Linkin Post from Tom Oakley15 Feb 2024 15:43
An insightful article from Digital Health around the impending end of WhatsApp use by clinicians, however ending the use of WhatsApp isn't pointless it's imperative.
The article is right on a number of fronts; especially that an effective replacement for WhatsApp will need widespread adoption across the NHS and that this will need central coordinated commissioning support from NHS England.
One thing that does need challenging in the article is the focus on preventing government access to clinicians' messages.
Whilst I appreciate the issue more broadly the main concern, in relation to healthcare, is that WhatsApp prevents NHS Trusts from seeing chat content.
When this relates to care decisions for patients it means that the clinical conversation, and the decisions reached, don't form part of the patient record. What's more, messages can be deleted. This makes it impossible for the Trust to meet its CQC obligations to maintain a contemporaneous record for the patient and to meet their legal obligations as a data controller under GDPR. It also makes it very difficult for patients to challenge care decisions when things go wrong or for Doctors to defend themselves in malpractice cases.
Decisions about patient care shouldn't be happening in a vacuum, they must link back to the patient's record. WhatsApp doesn't integrate with EPR and Trusts can't compel the information from the platform. Using it for clinical discussions results in key information being held in siloes on individual clinicians' phones, it potentially leads to multiple versions of the truth and can result in key information being missed by the wider team, conceivably resulting in patient harm.
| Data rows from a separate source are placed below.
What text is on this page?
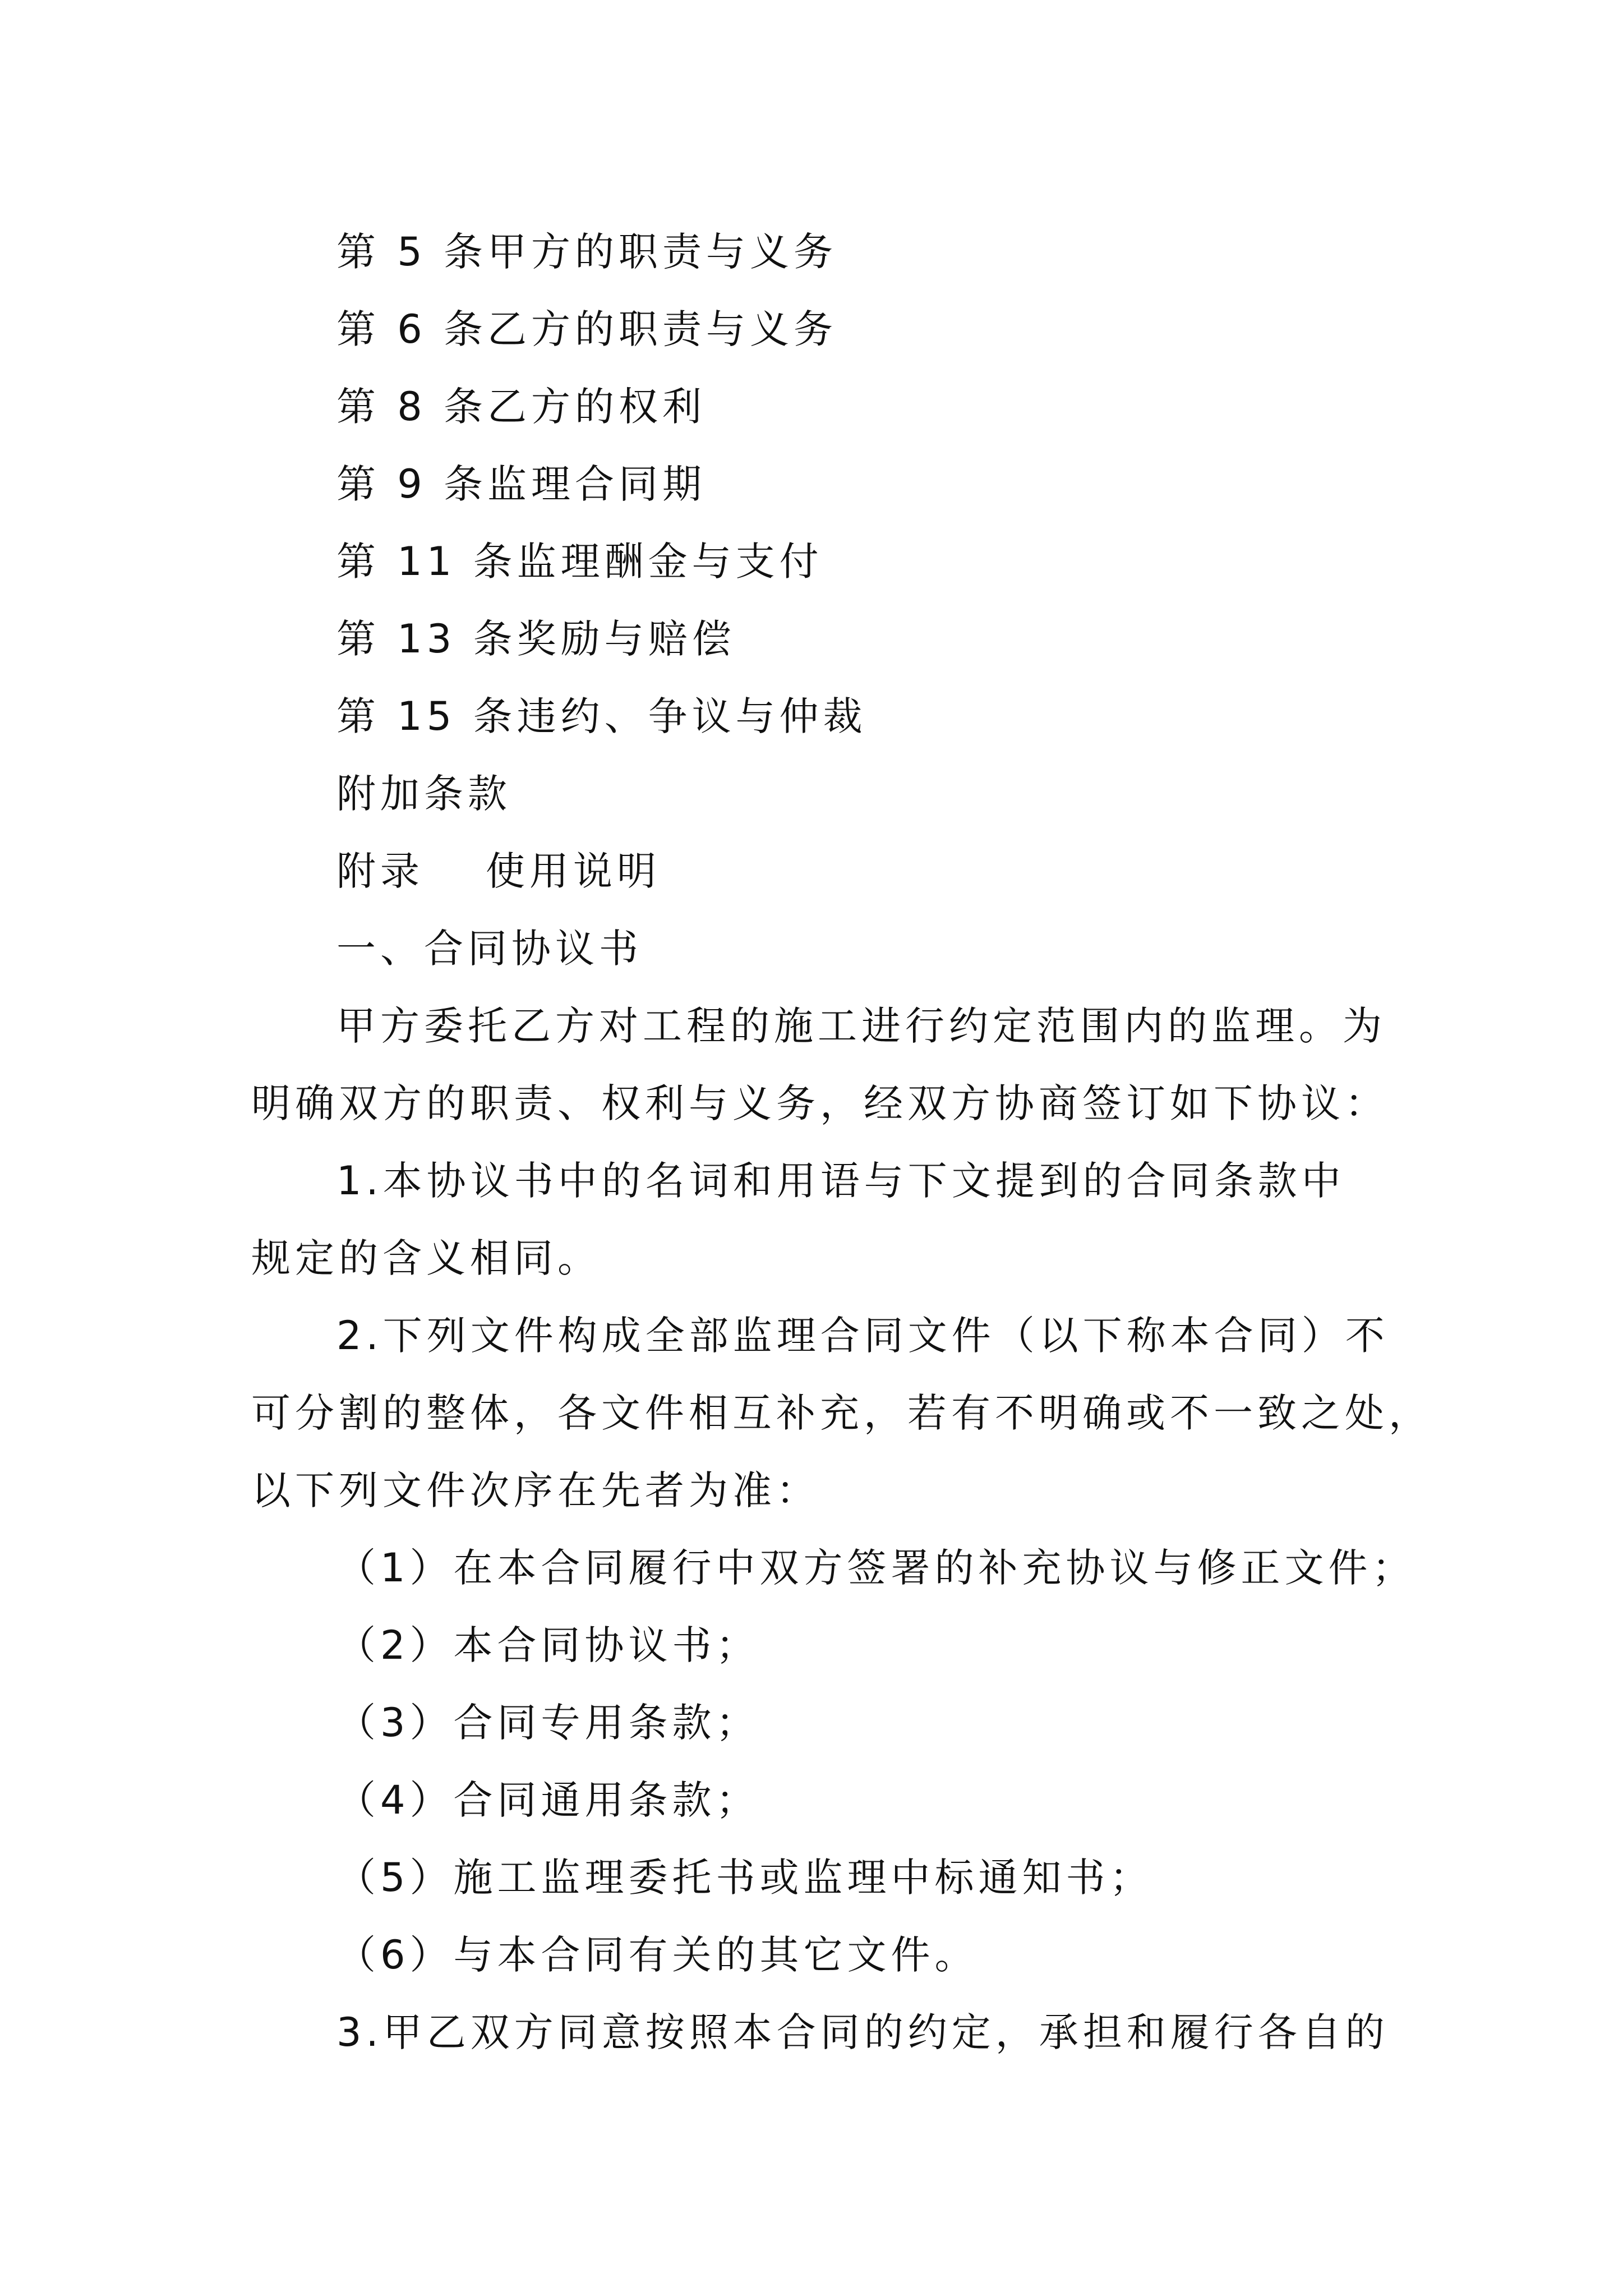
第 5 条甲方的职责与义务
第 6 条乙方的职责与义务
第 8 条乙方的权利
第 9 条监理合同期
第 11 条监理酬金与支付
第 13 条奖励与赔偿
第 15 条违约、争议与仲裁
附加条款
附录 使用说明
一、合同协议书
甲方委托乙方对工程的施工进行约定范围内的监理。为
明确双方的职责、权利与义务，经双方协商签订如下协议：
1.本协议书中的名词和用语与下文提到的合同条款中
规定的含义相同。
2.下列文件构成全部监理合同文件（以下称本合同）不
可分割的整体，各文件相互补充，若有不明确或不一致之处，
以下列文件次序在先者为准：
（1）在本合同履行中双方签署的补充协议与修正文件；
（2）本合同协议书；
（3）合同专用条款；
（4）合同通用条款；
（5）施工监理委托书或监理中标通知书；
（6）与本合同有关的其它文件。
3.甲乙双方同意按照本合同的约定，承担和履行各自的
This is why dedicated apps like Bleepa exist, with appropriate levels of security and integration, to protect everyone involved, clinicians, employing Trusts and most importantly patients.
Asynchronous collaboration through chat messages is definitely the way forward, trust me as a clinician myself I know, but we should be using dedicated, appropriately certified and regulated tools and it is the responsibility of NHS leadership to make such tools available, at scale for frontline teams.
Bleepa has been the only fully compliant comms platform available in the UK since its launch in 2019 and we welcome the increasing awareness that clinical colleagues need a viable replacement to WhatsApp, it's why we created the product. Bleepa has resulted in a 74% reduction in referral response time at the Northern Care Alliance NHS Foundation Trust, so collaboration through chat definitely works, clinicians just need the right tool.